Одноглазый слуга, судя по всему, официант сего заведения общепита, Андрей припомнил, что таких половыми называют, начал живенько заставлять стол различными холодными и горячими блюдами, емкостями с напитками.
Чего тут только не было — отварное и обжаренное мясо, говядина и копченая дичина, какие-то зажаренные птички на вертелах, огромное блюдо с разными вареными овощами, соленые огурцы, бигус, где тушеных кусков свинины было больше, чем капусты. Большой каравай, с банный тазик, не меньше, душистого ржаного хлеба.
— Однако ляхи тоже не дураки насчет пожрать, — задумчиво пробормотал себе под нос Никитин, оглядывая заставленное блюдами пространство.
Напитки были в трех кувшинах по два-три литра каждый — местное кисловатое вино налито в двух из них, а вот в третьем плескалась какая-то бурда, по вкусу отдаленно напоминающая пиво.
Вскоре слуга притащил и четвертый сосуд, в котором оказалась густая сладкая жидкость, сильно пахнувшая медом.
Андрей здраво решил, что это может быть либо медовухой, либо сбитнем — и то, и другое он в своей жизни никогда не пробовал. И не имел понятия, варили ли эти напитки в польских землях. Но на Руси точно пили!

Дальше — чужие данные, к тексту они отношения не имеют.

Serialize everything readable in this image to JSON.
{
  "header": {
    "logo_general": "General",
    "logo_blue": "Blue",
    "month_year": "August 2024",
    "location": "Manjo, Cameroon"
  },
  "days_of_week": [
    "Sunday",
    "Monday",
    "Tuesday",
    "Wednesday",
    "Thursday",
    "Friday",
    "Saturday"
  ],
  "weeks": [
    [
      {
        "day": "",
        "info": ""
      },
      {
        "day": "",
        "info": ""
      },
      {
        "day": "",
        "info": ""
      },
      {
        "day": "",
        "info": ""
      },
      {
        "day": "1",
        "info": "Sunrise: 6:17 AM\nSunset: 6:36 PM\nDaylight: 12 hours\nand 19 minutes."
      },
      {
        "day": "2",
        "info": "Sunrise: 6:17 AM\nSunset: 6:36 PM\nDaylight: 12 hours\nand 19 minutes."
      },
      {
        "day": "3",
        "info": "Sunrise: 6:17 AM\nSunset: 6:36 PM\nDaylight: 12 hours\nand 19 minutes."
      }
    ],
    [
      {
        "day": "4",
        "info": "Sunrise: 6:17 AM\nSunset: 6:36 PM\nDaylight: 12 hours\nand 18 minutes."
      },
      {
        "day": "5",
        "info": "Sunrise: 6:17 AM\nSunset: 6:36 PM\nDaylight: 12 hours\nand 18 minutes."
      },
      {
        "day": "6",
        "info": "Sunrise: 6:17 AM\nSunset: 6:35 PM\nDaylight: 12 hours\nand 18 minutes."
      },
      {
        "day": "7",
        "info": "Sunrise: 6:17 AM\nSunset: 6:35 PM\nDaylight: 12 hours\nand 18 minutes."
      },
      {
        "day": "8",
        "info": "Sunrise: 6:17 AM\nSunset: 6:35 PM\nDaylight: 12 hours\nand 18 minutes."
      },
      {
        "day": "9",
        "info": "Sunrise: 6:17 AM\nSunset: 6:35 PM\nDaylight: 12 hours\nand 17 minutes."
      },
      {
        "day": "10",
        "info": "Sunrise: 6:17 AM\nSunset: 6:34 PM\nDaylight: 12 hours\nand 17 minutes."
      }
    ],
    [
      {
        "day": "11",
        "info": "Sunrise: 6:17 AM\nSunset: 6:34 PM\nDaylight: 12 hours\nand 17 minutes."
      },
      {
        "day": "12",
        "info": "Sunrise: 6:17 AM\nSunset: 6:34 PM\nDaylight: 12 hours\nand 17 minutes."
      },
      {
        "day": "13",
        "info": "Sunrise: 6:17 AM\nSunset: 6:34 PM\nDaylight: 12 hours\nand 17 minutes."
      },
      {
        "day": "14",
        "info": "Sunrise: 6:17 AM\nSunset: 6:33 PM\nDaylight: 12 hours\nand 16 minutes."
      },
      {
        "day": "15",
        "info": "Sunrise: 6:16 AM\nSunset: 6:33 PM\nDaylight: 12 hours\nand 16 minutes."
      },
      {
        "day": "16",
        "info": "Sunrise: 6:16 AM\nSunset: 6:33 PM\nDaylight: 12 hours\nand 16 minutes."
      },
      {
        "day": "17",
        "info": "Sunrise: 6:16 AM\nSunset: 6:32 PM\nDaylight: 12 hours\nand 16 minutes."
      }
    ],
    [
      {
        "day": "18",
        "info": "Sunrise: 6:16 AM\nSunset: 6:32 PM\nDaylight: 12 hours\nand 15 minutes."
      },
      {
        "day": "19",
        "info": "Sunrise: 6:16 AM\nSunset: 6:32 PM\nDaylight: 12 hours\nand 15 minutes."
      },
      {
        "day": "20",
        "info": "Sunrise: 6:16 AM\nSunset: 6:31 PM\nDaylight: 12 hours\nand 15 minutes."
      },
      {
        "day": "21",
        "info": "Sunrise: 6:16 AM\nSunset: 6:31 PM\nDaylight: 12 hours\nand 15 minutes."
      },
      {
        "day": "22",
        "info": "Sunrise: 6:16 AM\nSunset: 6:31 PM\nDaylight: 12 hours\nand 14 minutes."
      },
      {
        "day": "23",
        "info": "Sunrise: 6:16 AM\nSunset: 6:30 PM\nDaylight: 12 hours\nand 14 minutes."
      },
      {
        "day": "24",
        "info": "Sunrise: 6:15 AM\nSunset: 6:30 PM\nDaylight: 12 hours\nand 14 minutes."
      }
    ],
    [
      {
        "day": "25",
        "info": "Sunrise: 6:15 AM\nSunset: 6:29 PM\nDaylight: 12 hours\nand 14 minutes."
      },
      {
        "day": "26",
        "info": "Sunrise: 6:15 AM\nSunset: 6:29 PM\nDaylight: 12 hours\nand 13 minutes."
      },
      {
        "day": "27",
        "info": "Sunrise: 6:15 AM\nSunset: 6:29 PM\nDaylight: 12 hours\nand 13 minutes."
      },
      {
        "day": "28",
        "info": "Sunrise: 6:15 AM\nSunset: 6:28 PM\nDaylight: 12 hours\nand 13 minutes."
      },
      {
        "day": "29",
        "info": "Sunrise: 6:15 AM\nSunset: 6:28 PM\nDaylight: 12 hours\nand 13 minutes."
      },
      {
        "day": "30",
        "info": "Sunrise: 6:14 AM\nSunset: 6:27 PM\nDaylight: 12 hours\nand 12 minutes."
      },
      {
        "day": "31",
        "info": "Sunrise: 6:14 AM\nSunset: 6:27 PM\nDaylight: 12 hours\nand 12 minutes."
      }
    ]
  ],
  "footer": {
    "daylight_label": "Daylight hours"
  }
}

После короткой молитвы, что по-латыни прочел Велемир, они уселись за стол, расставив в стороны локти — не до политеса с этикетом.
Ели жадно, процесс насыщения казался Никитину просто бесконечным делом — желудок соскучился по такому изобилию. Одно было плохо — в пище практически не было пряностей, специй — не считать же ими лук, чеснок и укроп. Очень не хватало привычного перца, к которому он пристрастился в период кавказской войны.
Велемир, заметив, что отец выглядит несколько растерянным, спросил, в чем причина, и удивился, выслушав объяснения. Оказывается, перец здесь имелся, но употребляли его только состоятельные люди. Баснословно дорогое удовольствие, по весу злотыми, так как выращивали его в магометанских землях, и купцы заламывали цену от души. Доставка ведь шла с неимоверными трудностями.
— Твою мать!
— Эй, хозяин, жрать давай!
— Хорошо погуляем!
Хлопнула дверь, в трактир гурьбой, еле протиснувшись разом в дверях, ввалилась грязная и запыленная компания из пяти человек.
Андрей сразу же напрягся — громила у ворот по сравнению с этой бандой выглядел сущим пацифистом из Армии спасения.
Прибывшие с хохотом расселись за центральным столом, громко требуя еды и выпивки. Одно несколько успокаивало Никитина — компания не имела оружия, нож на ремне, даже с приличным клинком, здесь таковым не являлся.
Понятно, что под грязными кафтанами разбойнички, а он их так мысленно окрестил, могли прятать все, что угодно, от кистеней до палиц, но мечей и секир не было видно.
А значит, не шляхта они и не воины, тут голову можно дать на отсечение, причем и в прямом и в переносном смысле — меч или сабля привилегия только военных, неважно, своих или иностранных. И купцов — те дерутся не хуже воинов, ибо прибрать их добро на большой дороге завсегда найдутся желающие. Всем другим ношение клинков и доспехов чревато незамедлительным лишением жизни.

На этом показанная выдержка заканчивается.